Live life without grasping for the magic of it.
Turn back, and find out what that was like; or turn forward, and learn something new.
A mile above anything known, the Girl balanced on the wind's forward edge, as if she were a green flick of the sea itself, flung up by the turbulent air and sent wheeling away."

"Oz at sunrise.  What one makes out, from any height, are the outlines.  The steel-cut peaks of the Great Kells, the pudding hills of the Madeleines.  The textured outcroppings of Shiz, Bright Lettins, the Emerald City...This is a roughed-out landscape only coming into life.  A map done in smudged pencil, a first draft.  Much to be filled in when light arrives.  But thank you, Mr. Baum, for leaving the map where I could find it.
Watching the world wake up, dress itself in the dark, take on its daily guise, reminds me of how we fathom human character when we encounter someone at a distance, at a gallop, in the shadows.  We get no more than a quick glance at the man on the street, the child in the woods, that witch at the well, the Lion among us.  Our initial impression, most often, has to serve.
Still, that first crude glimpse, a clutch of raw hypotheses that can never be soundly clinched or dismissed, is often all we get before we must choose whether to lean forward or to avert our eyes.  Slim evidence indeed, but put together with mere hints and echoes of what we have once read, we risk cherishing one another.  Light will blind us in time, but what we learn in the dark can see us through.
To read, even in the half-dark, is also to call the lost forward."

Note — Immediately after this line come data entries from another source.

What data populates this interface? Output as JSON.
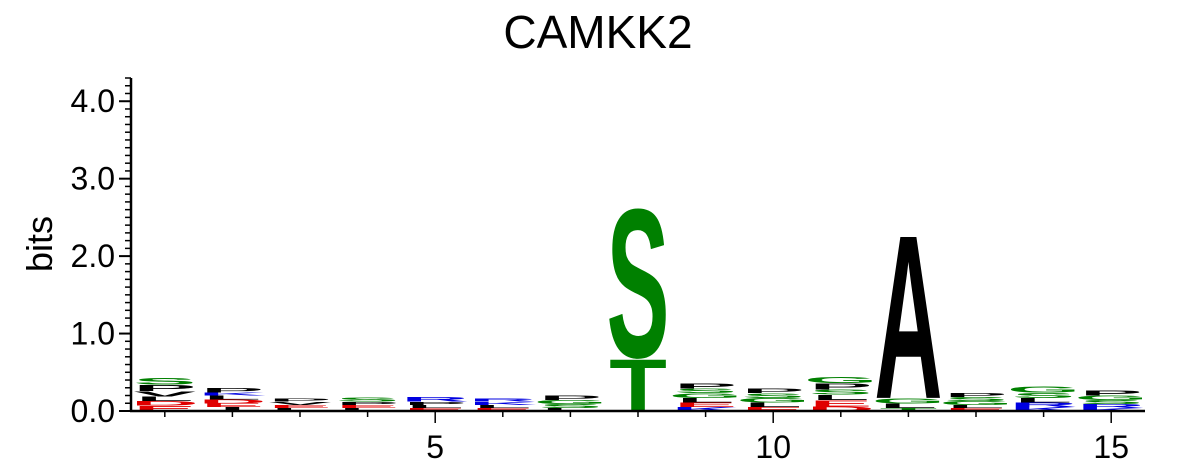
{
  "chart_data": {
    "type": "sequence-logo",
    "title": "CAMKK2",
    "ylabel": "bits",
    "xlabel": "",
    "ylim": [
      0,
      4.3
    ],
    "y_ticks": [
      "0.0",
      "1.0",
      "2.0",
      "3.0",
      "4.0"
    ],
    "x_ticks": [
      5,
      10,
      15
    ],
    "positions": 15,
    "colors": {
      "acidic": "#e00000",
      "basic": "#0000e0",
      "polar": "#008000",
      "hydrophobic": "#000000"
    },
    "columns": [
      {
        "pos": 1,
        "letters": [
          {
            "aa": "E",
            "h": 0.07
          },
          {
            "aa": "D",
            "h": 0.06
          },
          {
            "aa": "L",
            "h": 0.06
          },
          {
            "aa": "V",
            "h": 0.07
          },
          {
            "aa": "P",
            "h": 0.08
          },
          {
            "aa": "S",
            "h": 0.09
          }
        ]
      },
      {
        "pos": 2,
        "letters": [
          {
            "aa": "I",
            "h": 0.05
          },
          {
            "aa": "E",
            "h": 0.05
          },
          {
            "aa": "D",
            "h": 0.05
          },
          {
            "aa": "L",
            "h": 0.05
          },
          {
            "aa": "K",
            "h": 0.04
          },
          {
            "aa": "P",
            "h": 0.06
          }
        ]
      },
      {
        "pos": 3,
        "letters": [
          {
            "aa": "L",
            "h": 0.04
          },
          {
            "aa": "E",
            "h": 0.04
          },
          {
            "aa": "V",
            "h": 0.04
          },
          {
            "aa": "P",
            "h": 0.04
          }
        ]
      },
      {
        "pos": 4,
        "letters": [
          {
            "aa": "L",
            "h": 0.04
          },
          {
            "aa": "E",
            "h": 0.04
          },
          {
            "aa": "P",
            "h": 0.04
          },
          {
            "aa": "S",
            "h": 0.05
          }
        ]
      },
      {
        "pos": 5,
        "letters": [
          {
            "aa": "E",
            "h": 0.04
          },
          {
            "aa": "L",
            "h": 0.04
          },
          {
            "aa": "P",
            "h": 0.04
          },
          {
            "aa": "R",
            "h": 0.06
          }
        ]
      },
      {
        "pos": 6,
        "letters": [
          {
            "aa": "E",
            "h": 0.04
          },
          {
            "aa": "L",
            "h": 0.04
          },
          {
            "aa": "K",
            "h": 0.04
          },
          {
            "aa": "R",
            "h": 0.04
          }
        ]
      },
      {
        "pos": 7,
        "letters": [
          {
            "aa": "L",
            "h": 0.04
          },
          {
            "aa": "S",
            "h": 0.05
          },
          {
            "aa": "G",
            "h": 0.05
          },
          {
            "aa": "P",
            "h": 0.06
          }
        ]
      },
      {
        "pos": 8,
        "letters": [
          {
            "aa": "T",
            "h": 0.7
          },
          {
            "aa": "S",
            "h": 2.0
          }
        ]
      },
      {
        "pos": 9,
        "letters": [
          {
            "aa": "K",
            "h": 0.05
          },
          {
            "aa": "E",
            "h": 0.06
          },
          {
            "aa": "L",
            "h": 0.06
          },
          {
            "aa": "G",
            "h": 0.06
          },
          {
            "aa": "S",
            "h": 0.06
          },
          {
            "aa": "P",
            "h": 0.07
          }
        ]
      },
      {
        "pos": 10,
        "letters": [
          {
            "aa": "E",
            "h": 0.05
          },
          {
            "aa": "L",
            "h": 0.06
          },
          {
            "aa": "G",
            "h": 0.06
          },
          {
            "aa": "S",
            "h": 0.06
          },
          {
            "aa": "P",
            "h": 0.06
          }
        ]
      },
      {
        "pos": 11,
        "letters": [
          {
            "aa": "D",
            "h": 0.06
          },
          {
            "aa": "E",
            "h": 0.08
          },
          {
            "aa": "L",
            "h": 0.07
          },
          {
            "aa": "S",
            "h": 0.07
          },
          {
            "aa": "P",
            "h": 0.08
          },
          {
            "aa": "G",
            "h": 0.08
          }
        ]
      },
      {
        "pos": 12,
        "letters": [
          {
            "aa": "T",
            "h": 0.04
          },
          {
            "aa": "L",
            "h": 0.06
          },
          {
            "aa": "G",
            "h": 0.07
          },
          {
            "aa": "A",
            "h": 2.2
          }
        ]
      },
      {
        "pos": 13,
        "letters": [
          {
            "aa": "E",
            "h": 0.04
          },
          {
            "aa": "L",
            "h": 0.04
          },
          {
            "aa": "G",
            "h": 0.05
          },
          {
            "aa": "S",
            "h": 0.05
          },
          {
            "aa": "P",
            "h": 0.05
          }
        ]
      },
      {
        "pos": 14,
        "letters": [
          {
            "aa": "K",
            "h": 0.05
          },
          {
            "aa": "R",
            "h": 0.06
          },
          {
            "aa": "L",
            "h": 0.06
          },
          {
            "aa": "S",
            "h": 0.07
          },
          {
            "aa": "G",
            "h": 0.08
          }
        ]
      },
      {
        "pos": 15,
        "letters": [
          {
            "aa": "K",
            "h": 0.04
          },
          {
            "aa": "R",
            "h": 0.05
          },
          {
            "aa": "S",
            "h": 0.05
          },
          {
            "aa": "G",
            "h": 0.06
          },
          {
            "aa": "P",
            "h": 0.07
          }
        ]
      }
    ]
  }
}
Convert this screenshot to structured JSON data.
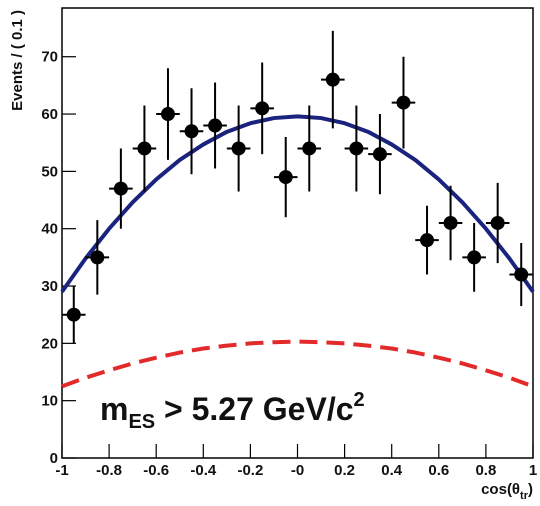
{
  "chart_data": {
    "type": "scatter",
    "y_label": "Events / ( 0.1 )",
    "x_label": {
      "main": "cos(θ",
      "sub": "tr",
      "end": ")"
    },
    "annotation": {
      "m": "m",
      "sub": "ES",
      "text": " > 5.27 GeV/c",
      "sup": "2"
    },
    "xlim": [
      -1,
      1
    ],
    "ylim": [
      0,
      78.5
    ],
    "xticks": [
      -1,
      -0.8,
      -0.6,
      -0.4,
      -0.2,
      {
        "value": 0,
        "label": "-0"
      },
      0.2,
      0.4,
      0.6,
      0.8,
      1
    ],
    "yticks": [
      0,
      10,
      20,
      30,
      40,
      50,
      60,
      70
    ],
    "series": [
      {
        "type": "errorbar",
        "color": "#000000",
        "xerr": 0.05,
        "x": [
          -0.95,
          -0.85,
          -0.75,
          -0.65,
          -0.55,
          -0.45,
          -0.35,
          -0.25,
          -0.15,
          -0.05,
          0.05,
          0.15,
          0.25,
          0.35,
          0.45,
          0.55,
          0.65,
          0.75,
          0.85,
          0.95
        ],
        "values": [
          25,
          35,
          47,
          54,
          60,
          57,
          58,
          54,
          61,
          49,
          54,
          66,
          54,
          53,
          62,
          38,
          41,
          35,
          41,
          32
        ],
        "errors": [
          5,
          6.5,
          7,
          7.5,
          8,
          7.5,
          7.5,
          7.5,
          8,
          7,
          7.5,
          8.5,
          7.5,
          7,
          8,
          6,
          6.5,
          6,
          7,
          5.5
        ]
      },
      {
        "type": "line",
        "color": "#1a237e",
        "dashed": false,
        "x": [
          -1,
          -0.9,
          -0.8,
          -0.7,
          -0.6,
          -0.5,
          -0.4,
          -0.3,
          -0.2,
          -0.1,
          0,
          0.1,
          0.2,
          0.3,
          0.4,
          0.5,
          0.6,
          0.7,
          0.8,
          0.9,
          1
        ],
        "values": [
          29.0,
          34.8,
          40.0,
          44.6,
          48.6,
          52.0,
          54.7,
          56.9,
          58.4,
          59.3,
          59.6,
          59.3,
          58.4,
          56.9,
          54.7,
          52.0,
          48.6,
          44.6,
          40.0,
          34.8,
          29.0
        ]
      },
      {
        "type": "line",
        "color": "#e32a2a",
        "dashed": true,
        "x": [
          -1,
          -0.9,
          -0.8,
          -0.7,
          -0.6,
          -0.5,
          -0.4,
          -0.3,
          -0.2,
          -0.1,
          0,
          0.1,
          0.2,
          0.3,
          0.4,
          0.5,
          0.6,
          0.7,
          0.8,
          0.9,
          1
        ],
        "values": [
          12.5,
          14.0,
          15.3,
          16.5,
          17.5,
          18.4,
          19.1,
          19.6,
          20.0,
          20.2,
          20.3,
          20.2,
          20.0,
          19.6,
          19.1,
          18.4,
          17.5,
          16.5,
          15.3,
          14.0,
          12.5
        ]
      }
    ]
  }
}
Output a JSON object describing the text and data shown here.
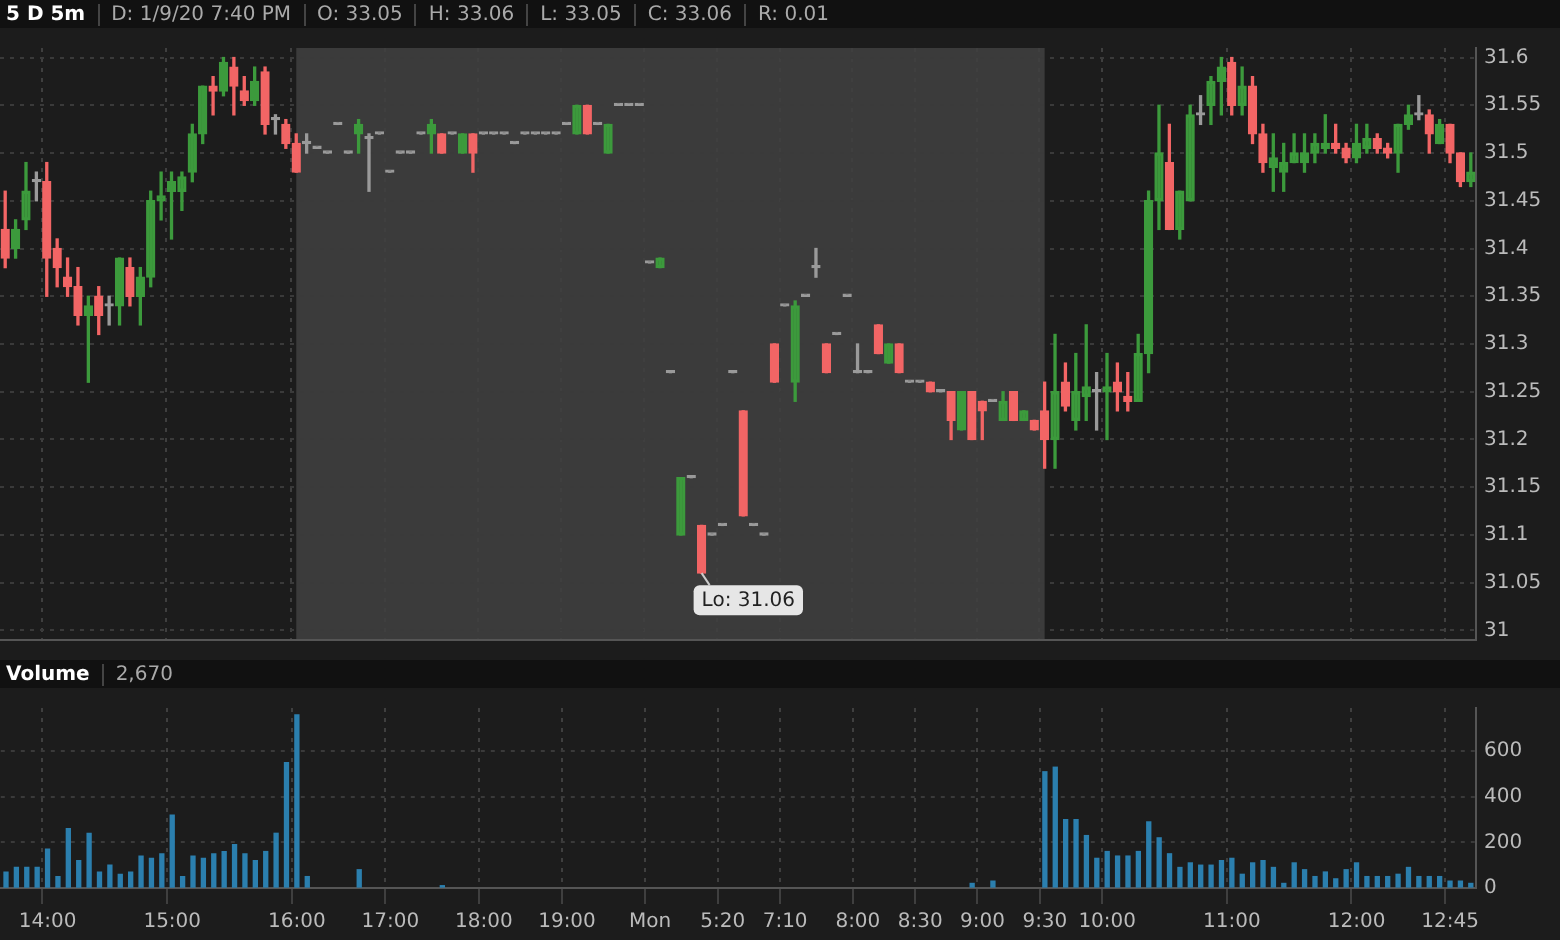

This is the fourth and final volume of Gregory Maquire's "The Wicked Years," an interesting twist on L. Frank Baum's "Wizard of Oz" children's book serious.  The first volume tells the tale of Elphaba, who eventually becomes known as the wicked witch of the west.  "Out of Oz" is the story of Rain, Elphaba's grand-daughter, in the mist of a great civil war in Oz.

These books are one of the best series I have read!  I love Gregory Maguires unique storytelling abilities to capture a world reads already know and turn them into something else entirely.  The second and third volumes took me a little longer to get through then the first (which I've read at least three times already), but reading the final volume made it completely worth it!

This book was #7 on my top ten list of 2012.